# Thread: Derivatives of Logarithmic and Exponential Function

1. ## Derivatives of Logarithmic and Exponential Function

y = (1+ log(x-numerator)3-base) / x

I didnt know how to write the log but the numerator is x and the base is 3.

2. Originally Posted by rhhs11
y = (1+ log(x-numerator)3-base) / x

I didnt know how to write the log but the numerator is x and the base is 3.

Before I try anything, let me make sure I have read your explanation right...
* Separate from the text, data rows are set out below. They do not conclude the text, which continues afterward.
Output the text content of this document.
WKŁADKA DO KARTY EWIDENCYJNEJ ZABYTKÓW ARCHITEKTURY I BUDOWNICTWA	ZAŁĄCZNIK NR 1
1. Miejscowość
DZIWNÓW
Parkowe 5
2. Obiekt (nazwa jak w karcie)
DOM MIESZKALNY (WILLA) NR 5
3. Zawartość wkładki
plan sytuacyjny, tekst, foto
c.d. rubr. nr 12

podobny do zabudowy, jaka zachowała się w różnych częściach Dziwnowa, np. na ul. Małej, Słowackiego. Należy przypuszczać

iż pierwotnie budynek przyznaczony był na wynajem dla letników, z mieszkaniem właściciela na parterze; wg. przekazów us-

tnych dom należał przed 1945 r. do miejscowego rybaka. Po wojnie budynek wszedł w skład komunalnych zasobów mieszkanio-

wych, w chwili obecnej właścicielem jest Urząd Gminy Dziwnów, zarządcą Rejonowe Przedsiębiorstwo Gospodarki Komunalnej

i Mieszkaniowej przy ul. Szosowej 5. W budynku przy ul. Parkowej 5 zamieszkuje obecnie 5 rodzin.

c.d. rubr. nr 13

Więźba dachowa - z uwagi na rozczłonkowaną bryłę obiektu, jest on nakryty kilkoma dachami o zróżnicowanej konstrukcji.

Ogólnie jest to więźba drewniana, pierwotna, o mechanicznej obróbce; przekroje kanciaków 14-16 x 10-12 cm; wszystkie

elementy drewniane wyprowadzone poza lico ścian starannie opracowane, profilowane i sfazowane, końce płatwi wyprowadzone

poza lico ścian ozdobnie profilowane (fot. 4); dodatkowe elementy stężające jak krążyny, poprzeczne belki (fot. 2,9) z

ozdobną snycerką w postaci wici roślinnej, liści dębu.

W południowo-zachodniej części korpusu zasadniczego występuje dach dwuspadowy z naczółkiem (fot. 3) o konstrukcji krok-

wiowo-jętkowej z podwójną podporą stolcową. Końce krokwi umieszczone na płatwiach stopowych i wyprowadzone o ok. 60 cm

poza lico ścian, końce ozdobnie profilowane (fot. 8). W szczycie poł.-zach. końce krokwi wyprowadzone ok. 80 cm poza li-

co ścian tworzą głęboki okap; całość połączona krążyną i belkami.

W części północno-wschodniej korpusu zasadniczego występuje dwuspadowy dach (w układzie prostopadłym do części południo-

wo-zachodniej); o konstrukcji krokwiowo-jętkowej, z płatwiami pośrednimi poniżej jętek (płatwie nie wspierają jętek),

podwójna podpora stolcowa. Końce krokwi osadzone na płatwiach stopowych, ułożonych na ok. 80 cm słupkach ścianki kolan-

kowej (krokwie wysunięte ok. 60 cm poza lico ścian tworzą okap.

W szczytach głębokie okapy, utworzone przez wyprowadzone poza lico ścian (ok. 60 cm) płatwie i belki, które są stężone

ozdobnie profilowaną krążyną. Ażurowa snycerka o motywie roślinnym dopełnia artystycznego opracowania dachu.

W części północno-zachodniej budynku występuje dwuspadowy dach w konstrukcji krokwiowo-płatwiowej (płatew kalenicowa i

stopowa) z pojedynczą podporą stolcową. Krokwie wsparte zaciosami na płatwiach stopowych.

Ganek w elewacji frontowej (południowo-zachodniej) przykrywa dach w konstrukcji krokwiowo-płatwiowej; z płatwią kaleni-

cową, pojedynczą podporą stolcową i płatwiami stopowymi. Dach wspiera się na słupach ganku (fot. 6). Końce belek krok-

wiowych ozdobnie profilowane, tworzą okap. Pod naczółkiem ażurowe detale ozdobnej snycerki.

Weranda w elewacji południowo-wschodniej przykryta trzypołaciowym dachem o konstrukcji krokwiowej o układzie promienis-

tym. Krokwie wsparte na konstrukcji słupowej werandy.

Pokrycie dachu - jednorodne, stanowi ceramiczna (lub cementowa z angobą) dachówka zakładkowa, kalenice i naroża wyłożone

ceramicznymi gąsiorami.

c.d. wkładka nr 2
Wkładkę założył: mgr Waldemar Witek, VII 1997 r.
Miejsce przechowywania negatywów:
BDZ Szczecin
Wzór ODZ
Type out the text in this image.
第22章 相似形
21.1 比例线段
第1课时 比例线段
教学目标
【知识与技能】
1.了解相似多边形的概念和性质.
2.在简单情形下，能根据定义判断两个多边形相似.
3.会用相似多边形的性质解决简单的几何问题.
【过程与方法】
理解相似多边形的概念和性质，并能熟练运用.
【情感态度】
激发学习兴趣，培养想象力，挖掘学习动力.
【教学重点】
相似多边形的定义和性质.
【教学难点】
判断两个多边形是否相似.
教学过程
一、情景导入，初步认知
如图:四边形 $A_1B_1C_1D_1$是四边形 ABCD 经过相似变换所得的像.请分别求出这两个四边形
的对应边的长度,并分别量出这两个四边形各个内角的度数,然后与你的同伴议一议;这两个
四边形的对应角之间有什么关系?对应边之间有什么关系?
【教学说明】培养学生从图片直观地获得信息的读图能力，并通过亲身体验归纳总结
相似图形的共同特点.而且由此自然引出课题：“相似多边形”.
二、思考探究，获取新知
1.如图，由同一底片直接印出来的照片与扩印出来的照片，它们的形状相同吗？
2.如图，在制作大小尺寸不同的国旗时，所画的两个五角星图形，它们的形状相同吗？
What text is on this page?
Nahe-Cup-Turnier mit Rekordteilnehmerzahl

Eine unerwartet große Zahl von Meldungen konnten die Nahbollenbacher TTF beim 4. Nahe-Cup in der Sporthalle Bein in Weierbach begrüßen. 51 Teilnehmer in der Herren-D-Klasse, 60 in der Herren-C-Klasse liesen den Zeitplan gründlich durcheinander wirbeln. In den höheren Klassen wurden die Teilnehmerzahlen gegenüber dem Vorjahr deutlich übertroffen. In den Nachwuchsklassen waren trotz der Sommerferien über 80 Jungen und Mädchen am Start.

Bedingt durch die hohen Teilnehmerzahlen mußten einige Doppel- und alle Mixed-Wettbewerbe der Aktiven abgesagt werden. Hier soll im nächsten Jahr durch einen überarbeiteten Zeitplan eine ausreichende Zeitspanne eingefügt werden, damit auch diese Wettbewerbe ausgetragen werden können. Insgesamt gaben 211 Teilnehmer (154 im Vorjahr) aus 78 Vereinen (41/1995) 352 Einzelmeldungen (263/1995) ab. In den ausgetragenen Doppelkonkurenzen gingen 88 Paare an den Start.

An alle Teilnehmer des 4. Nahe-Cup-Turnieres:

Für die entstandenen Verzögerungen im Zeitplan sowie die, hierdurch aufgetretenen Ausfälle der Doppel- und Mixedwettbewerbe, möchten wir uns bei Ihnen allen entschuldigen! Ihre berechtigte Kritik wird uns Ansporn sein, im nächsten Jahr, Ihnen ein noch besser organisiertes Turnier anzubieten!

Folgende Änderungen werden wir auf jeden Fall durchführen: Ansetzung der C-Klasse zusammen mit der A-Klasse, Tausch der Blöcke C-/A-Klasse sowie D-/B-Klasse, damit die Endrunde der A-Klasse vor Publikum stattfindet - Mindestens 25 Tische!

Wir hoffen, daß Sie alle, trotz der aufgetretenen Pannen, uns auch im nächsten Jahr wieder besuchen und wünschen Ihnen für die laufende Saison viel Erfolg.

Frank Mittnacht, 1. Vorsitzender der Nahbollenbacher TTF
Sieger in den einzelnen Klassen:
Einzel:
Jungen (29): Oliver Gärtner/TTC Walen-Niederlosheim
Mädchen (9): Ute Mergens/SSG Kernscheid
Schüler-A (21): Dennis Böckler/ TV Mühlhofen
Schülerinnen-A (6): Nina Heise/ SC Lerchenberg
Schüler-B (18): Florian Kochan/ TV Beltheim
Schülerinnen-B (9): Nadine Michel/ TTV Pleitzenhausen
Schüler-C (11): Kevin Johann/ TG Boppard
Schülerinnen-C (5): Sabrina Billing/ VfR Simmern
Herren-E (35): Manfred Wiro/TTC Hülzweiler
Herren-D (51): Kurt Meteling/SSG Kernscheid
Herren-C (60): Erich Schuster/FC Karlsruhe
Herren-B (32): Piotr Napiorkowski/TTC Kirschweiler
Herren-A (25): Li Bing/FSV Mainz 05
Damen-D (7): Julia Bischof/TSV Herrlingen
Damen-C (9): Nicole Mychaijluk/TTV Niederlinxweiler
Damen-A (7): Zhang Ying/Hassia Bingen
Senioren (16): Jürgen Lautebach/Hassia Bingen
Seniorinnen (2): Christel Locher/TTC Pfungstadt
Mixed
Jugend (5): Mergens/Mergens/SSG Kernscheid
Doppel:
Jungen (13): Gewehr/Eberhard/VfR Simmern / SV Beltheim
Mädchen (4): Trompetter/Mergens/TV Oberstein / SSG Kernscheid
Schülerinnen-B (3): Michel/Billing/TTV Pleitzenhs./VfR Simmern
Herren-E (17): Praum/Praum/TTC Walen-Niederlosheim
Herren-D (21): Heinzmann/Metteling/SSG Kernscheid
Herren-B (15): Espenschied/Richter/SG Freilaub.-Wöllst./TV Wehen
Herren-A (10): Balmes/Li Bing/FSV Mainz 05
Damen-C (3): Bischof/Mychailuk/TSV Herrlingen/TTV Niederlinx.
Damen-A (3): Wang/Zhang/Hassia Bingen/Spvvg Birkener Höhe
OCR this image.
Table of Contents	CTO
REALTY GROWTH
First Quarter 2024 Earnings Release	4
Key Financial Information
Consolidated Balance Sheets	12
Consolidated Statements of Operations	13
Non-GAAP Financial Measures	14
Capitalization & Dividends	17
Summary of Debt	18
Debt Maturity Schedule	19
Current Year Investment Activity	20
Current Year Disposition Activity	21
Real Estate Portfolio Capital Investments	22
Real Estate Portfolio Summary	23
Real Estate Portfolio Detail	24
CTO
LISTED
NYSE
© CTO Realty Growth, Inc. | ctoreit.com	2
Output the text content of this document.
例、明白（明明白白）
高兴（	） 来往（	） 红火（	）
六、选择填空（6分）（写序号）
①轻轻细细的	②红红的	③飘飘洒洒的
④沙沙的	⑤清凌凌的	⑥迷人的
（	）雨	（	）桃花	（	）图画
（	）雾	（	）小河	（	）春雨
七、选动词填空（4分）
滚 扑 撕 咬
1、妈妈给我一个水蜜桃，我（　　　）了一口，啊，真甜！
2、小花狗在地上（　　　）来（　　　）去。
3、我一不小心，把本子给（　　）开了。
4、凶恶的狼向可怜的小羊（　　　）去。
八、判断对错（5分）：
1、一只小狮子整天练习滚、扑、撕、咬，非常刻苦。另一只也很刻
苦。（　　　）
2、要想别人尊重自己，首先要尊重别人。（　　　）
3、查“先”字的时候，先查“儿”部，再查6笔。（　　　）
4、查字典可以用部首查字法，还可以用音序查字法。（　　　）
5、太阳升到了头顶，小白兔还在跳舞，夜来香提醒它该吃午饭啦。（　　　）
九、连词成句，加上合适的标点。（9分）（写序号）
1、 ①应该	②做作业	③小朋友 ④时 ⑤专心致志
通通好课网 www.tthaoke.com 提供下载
$\displaystyle f(x)=\frac{1+\log_3{x}}{x}$

Is this what you meant?

3. Everything is over including 1. So its (1+log..) / x

Thanks

4. $\displaystyle f(x)=\frac{1+\log_3{x}}{x}$

First lets use the change of base property to get rid of the $\displaystyle \log_3{x}$

$\displaystyle \log_3{x}=\frac{\ln{x}}{\ln{3}}$

Substituting this we get,

$\displaystyle f(x)=\frac{1+\frac{\ln{x}}{\ln{3}}}{x}$

Now to diferentiate this you need to either bring up the x and use the product rule or use the quotient rule.

$\displaystyle \frac{d}{dx}f(x)=\left(1+ \frac{1}{\ln{3}}\ln{x}\right)(-x^{-2})+(x^{-1})\left( \frac{1}{\ln{x}}\left(\frac{1}{x}\right)\right)$

Doing several steps of simplification and using a sum of logarithms property we get...

$\displaystyle \frac{d}{dx}f(x)=\frac{\ln{3x}-1}{x^2\ln{3}}$